No one has pioneered this way of heuristic thinking in science more than Michael Polanyi, whose thought reveals an unrivaled subtlety and delicacy in showing how the different levels of human understanding are coordinated in such a semantic focus that meaning is brought back to our world with new force and direction. Here, instead of fragmenting in disintegrating specializations, the whole enterprise of science recovers in depth and breadth an uplifting unitary outlook that begins to match the character of the universe itself - and indeed the relation of the universe to God its transcendent Creator and Sustainer.
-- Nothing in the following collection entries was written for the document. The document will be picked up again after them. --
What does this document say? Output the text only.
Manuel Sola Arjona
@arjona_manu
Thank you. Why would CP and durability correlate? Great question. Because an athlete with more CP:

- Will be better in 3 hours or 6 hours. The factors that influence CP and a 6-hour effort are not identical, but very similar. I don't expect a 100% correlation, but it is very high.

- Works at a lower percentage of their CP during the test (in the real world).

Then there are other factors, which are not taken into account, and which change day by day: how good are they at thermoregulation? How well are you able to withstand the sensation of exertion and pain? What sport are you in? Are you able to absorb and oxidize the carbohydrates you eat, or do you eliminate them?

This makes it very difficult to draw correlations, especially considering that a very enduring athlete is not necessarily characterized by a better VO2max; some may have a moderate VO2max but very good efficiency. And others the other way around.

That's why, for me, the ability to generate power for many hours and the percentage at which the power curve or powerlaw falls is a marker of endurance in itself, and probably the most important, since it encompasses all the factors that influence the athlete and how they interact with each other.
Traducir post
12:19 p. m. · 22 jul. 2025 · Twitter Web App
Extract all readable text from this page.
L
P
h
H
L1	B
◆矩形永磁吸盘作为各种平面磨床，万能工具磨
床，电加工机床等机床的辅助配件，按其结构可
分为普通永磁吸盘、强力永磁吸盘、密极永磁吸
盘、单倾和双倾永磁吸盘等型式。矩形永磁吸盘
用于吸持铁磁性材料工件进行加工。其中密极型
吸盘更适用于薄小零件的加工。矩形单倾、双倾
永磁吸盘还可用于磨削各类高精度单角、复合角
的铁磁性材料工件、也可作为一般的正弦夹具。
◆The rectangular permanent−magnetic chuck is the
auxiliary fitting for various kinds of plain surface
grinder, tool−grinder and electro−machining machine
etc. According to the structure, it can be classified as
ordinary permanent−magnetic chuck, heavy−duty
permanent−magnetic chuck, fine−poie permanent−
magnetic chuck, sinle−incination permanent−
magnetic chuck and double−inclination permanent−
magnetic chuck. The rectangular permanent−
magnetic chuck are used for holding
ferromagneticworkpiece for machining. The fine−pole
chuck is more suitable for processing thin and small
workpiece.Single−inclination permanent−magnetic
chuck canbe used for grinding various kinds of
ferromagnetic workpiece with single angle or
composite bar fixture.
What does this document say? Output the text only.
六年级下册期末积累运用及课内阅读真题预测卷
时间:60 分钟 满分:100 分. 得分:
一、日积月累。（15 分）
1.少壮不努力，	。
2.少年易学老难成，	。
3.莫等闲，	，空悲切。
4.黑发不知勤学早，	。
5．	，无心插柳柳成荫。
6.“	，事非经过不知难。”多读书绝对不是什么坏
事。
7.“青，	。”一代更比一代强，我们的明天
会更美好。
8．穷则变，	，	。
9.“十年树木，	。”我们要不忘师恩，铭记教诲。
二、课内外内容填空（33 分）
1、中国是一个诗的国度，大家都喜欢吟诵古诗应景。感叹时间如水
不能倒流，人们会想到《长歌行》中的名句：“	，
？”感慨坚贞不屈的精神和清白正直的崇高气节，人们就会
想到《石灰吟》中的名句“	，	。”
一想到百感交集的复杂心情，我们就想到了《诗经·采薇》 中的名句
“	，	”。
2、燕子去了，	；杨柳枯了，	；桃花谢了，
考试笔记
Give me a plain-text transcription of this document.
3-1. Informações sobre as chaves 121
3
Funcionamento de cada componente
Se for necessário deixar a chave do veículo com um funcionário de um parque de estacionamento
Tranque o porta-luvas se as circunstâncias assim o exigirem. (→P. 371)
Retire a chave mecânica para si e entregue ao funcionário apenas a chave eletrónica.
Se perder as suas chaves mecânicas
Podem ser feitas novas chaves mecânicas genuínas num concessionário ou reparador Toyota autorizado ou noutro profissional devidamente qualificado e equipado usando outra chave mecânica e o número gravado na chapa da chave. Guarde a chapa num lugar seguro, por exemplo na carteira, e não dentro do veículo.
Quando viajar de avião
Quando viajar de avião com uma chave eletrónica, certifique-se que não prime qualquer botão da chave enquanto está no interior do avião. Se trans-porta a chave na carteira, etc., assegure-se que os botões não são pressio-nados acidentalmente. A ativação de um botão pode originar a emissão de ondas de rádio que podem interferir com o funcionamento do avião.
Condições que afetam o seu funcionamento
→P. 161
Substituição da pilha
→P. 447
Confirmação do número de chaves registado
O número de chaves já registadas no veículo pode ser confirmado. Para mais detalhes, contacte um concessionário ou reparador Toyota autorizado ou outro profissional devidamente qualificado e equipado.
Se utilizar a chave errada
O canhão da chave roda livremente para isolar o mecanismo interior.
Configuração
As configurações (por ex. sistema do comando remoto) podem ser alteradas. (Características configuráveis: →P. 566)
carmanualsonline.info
It is more and more clear to me that, under the providence of God, owing to these changes in the very foundations of knowledge in which natural and theological science alike have been sharing, the damaging cultural splits between the sciences and the humanities and between both of these and theology, are in process of being overcome, that the destructive and divisive forces too long rampant in world-wide human life and thought are being undermined, and that a massive new synthesis will emerge in which man, humbled and awed by the mysterious intelligibility of the universe that reaches far beyond his powers, will learn to fulfill his destined role as the servant of divine love and the priest of creation.
T. F. Torrance, The Ground of Theology, (Edinburgh: T&T Clark, 2001), pp. 1-14.